The evidence demonstrates that Benson was uncomfortable around Beckwith and
Beckwith “creeped her out.” When she started working at the library Benson testified
she was advised that “people come [to the library] because some of them [are] crazy [and]
some of them are creepy * * *. It’s just how they are. It’s not like they going to do
anything to you.”
{¶17} Benson further testified that Beckwith never threatened her, touched her,
blocked her path, or called her phone. He only spoke to her on two occasions while she
was working in her capacity as a library page — Beckwith asked her for a book and asked
for help downloading a song. Moreover, her coworker testified that she never observed
Beckwith follow Benson and her supervisor testified that she observed Beckwith around
Benson on two occasions. On both occasions, he was in the same area as Benson, but he
did not interact with her. When the library security guard told Beckwith that he was not
permitted back at the library because of the encounters with Benson, Beckwith complied
and left without incident. While Beckwith’s presence made Benson uncomfortable, we
cannot conclude from the evidence in the record that he knowingly caused Benson mental
distress or physical harm as required by R.C. 2903.211(A)(1).
{¶18} Furthermore, we cannot conclude that in committing the offense of
menacing by stalking, Beckwith trespassed on the premises where Benson “is employed”
as charged in the furthermore specification. The record reveals that Beckwith visited the
public library from May 2011 to October 2011. Beckwith had every right to visit the
library during that time because it is a public place. At issue is whether Beckwith
trespassed at the public library, Benson’s place of employment, while committing the
offense of menacing by stalking after October 18, 2011, when Flak told him he was no
longer welcome. There is no evidence, however, that Beckwith trespassed at the library
after his conversation with Flak. Benson’s own testimony states that “Beckwith never
came into the library after that.” Moreover, we cannot consider his subsequent
encounters with Benson near the Hyatt Hotel at The Arcade because it is directly across
the street from the library. Thus, it was not the premises where Benson “ is employed”
as required by the furthermore specification.
{¶19} Therefore, the first and second assignments of error are sustained.

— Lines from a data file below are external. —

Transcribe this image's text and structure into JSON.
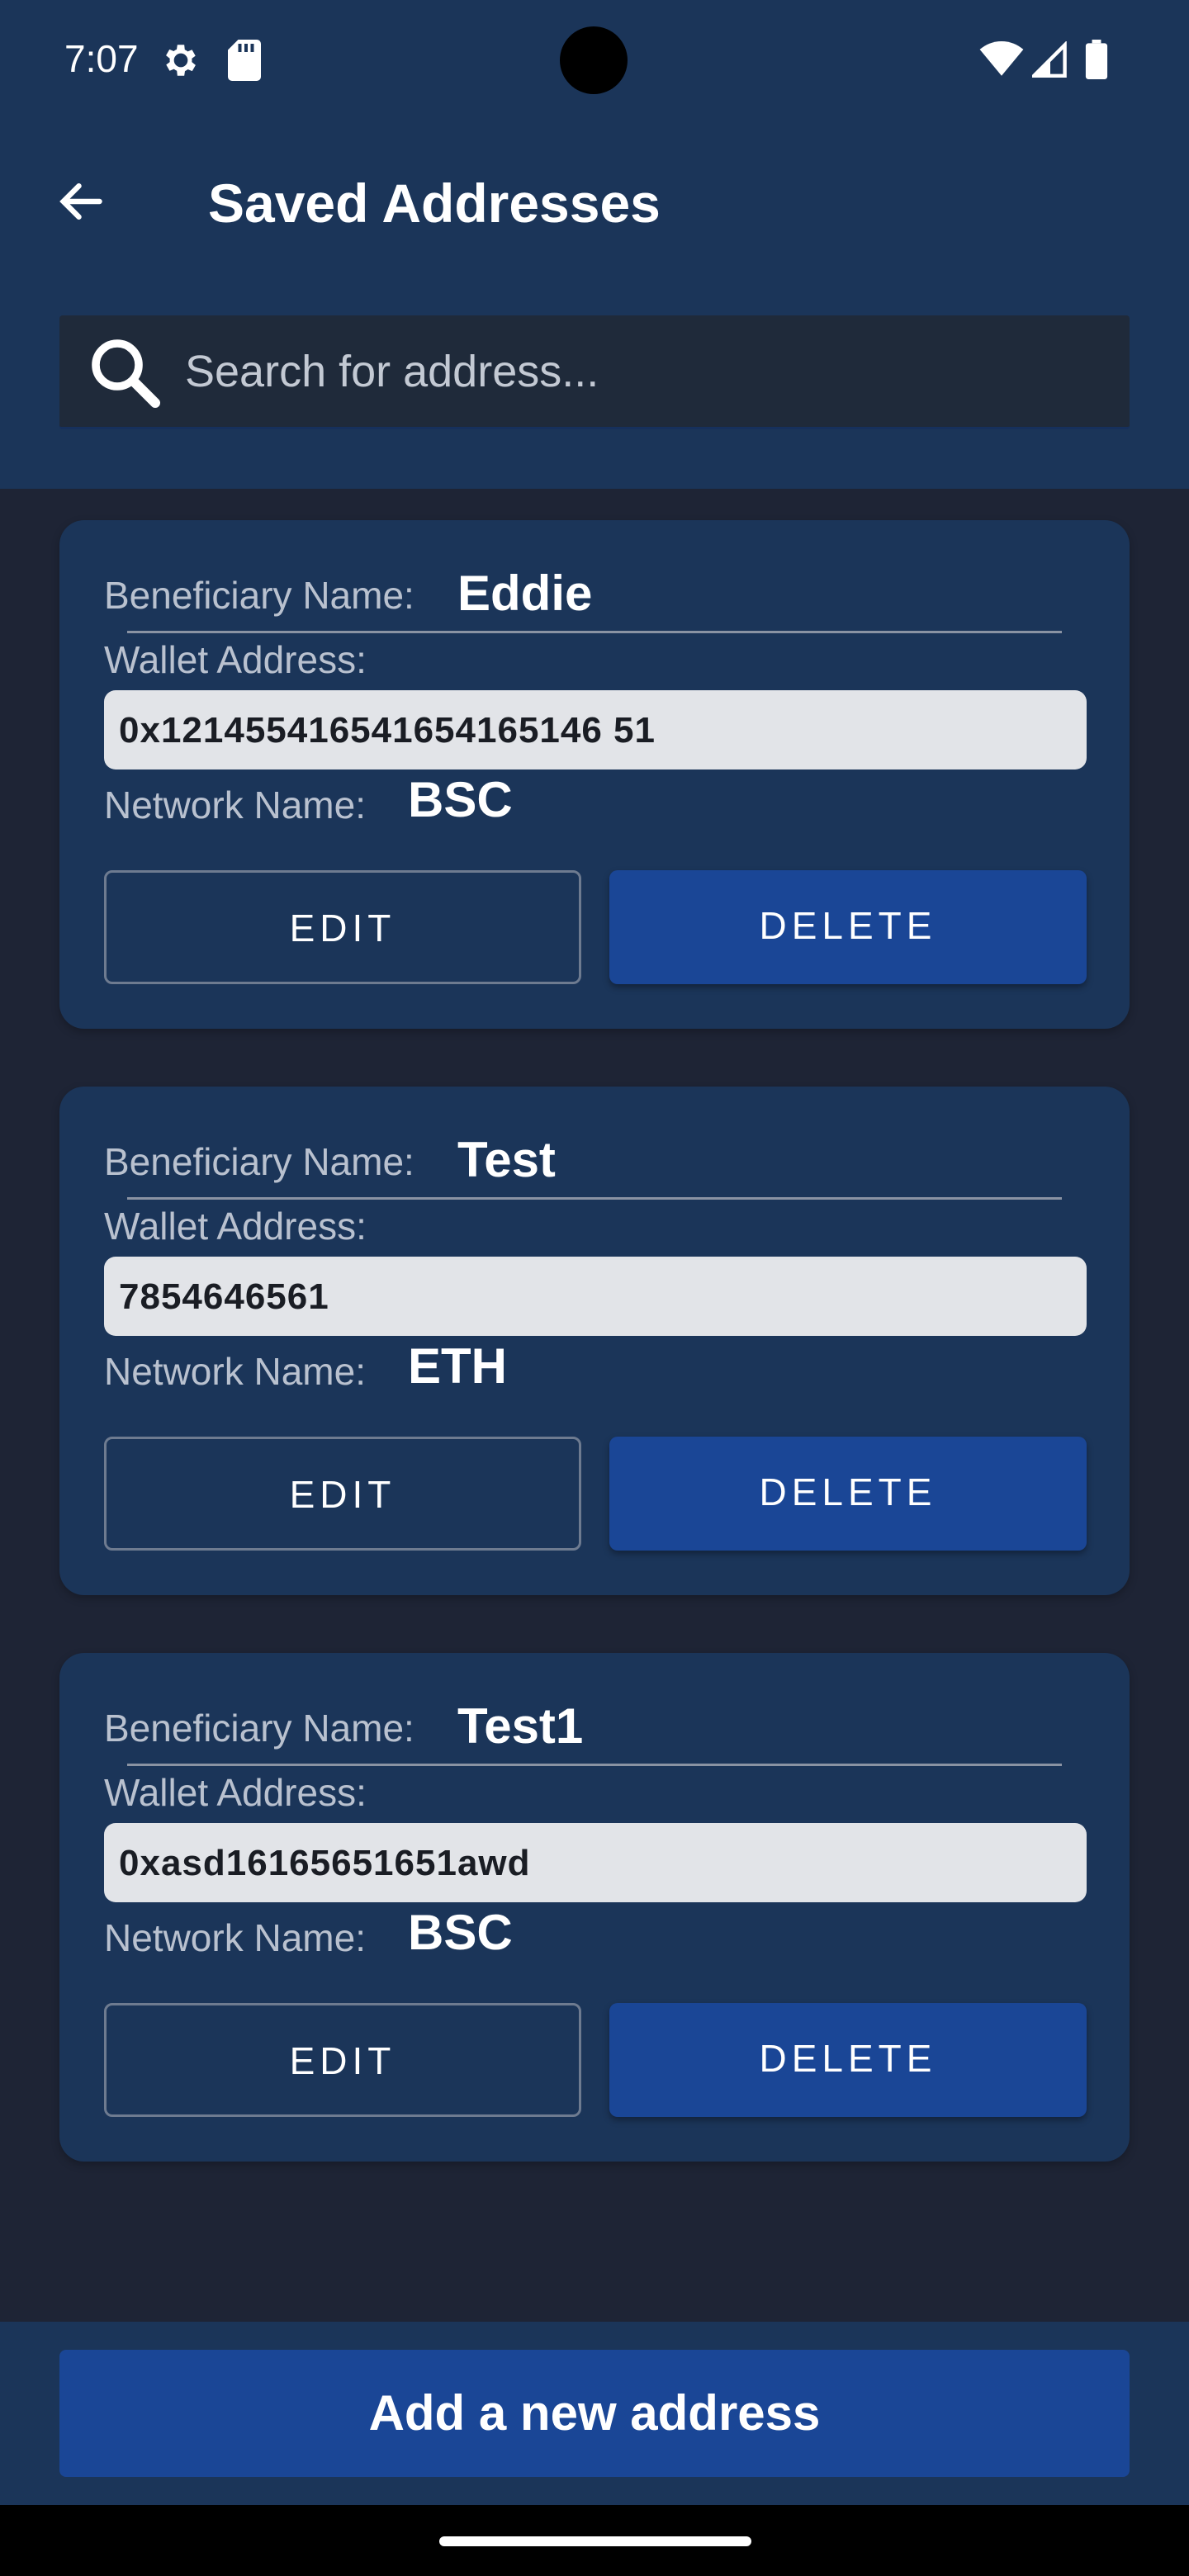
{
  "status_bar": {
    "time": "7:07",
    "icons": [
      "gear-icon",
      "sd-card-icon",
      "wifi-icon",
      "signal-icon",
      "battery-icon"
    ]
  },
  "header": {
    "title": "Saved Addresses",
    "back_icon": "arrow-left-icon"
  },
  "search": {
    "placeholder": "Search for address...",
    "value": "",
    "icon": "search-icon"
  },
  "labels": {
    "beneficiary": "Beneficiary Name:",
    "wallet": "Wallet Address:",
    "network": "Network Name:",
    "edit": "EDIT",
    "delete": "DELETE"
  },
  "addresses": [
    {
      "beneficiary": "Eddie",
      "wallet": "0x121455416541654165146 51",
      "network": "BSC"
    },
    {
      "beneficiary": "Test",
      "wallet": "7854646561",
      "network": "ETH"
    },
    {
      "beneficiary": "Test1",
      "wallet": "0xasd16165651651awd",
      "network": "BSC"
    }
  ],
  "footer": {
    "add_button": "Add a new address"
  },
  "colors": {
    "header_bg": "#1b3559",
    "page_bg": "#1e2435",
    "primary_button": "#1a4696",
    "wallet_field_bg": "#e2e4e8"
  }
}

{¶20} In the third assignment of error, Beckwith argues that his conviction is
against the manifest weight of the evidence. In the fourth assignment of error, he
contends that the trial court erred by admitting prejudicial other acts evidence. In the
fifth assignment of error, he claims the trial court imposed court costs in the sentencing
journal entry, but did not impose any court costs at the sentencing hearing. However,
based on our disposition of the first and second assignments of error, the remaining
assignments of error are overruled as moot. See App.R.12(A)(1)(c).
{¶21} Judgment is reversed, and the matter is remanded to the trial court with
instructions to vacate his conviction for menacing by stalking. The appellant’s
conviction having been reversed and vacated, appellate is ordered discharged. The trial
court is ordered to take all necessary steps to effect the immediate release of the appellant
from prison.
It is ordered that appellant recover from appellee costs herein taxed.
The court finds there were reasonable grounds for this appeal.
It is ordered that a special mandate issue out of this court directing the common
pleas court to carry this judgment into execution. A certified copy of this entry shall
constitute the mandate pursuant to Rule 27 of the Rules of Appellate Procedure.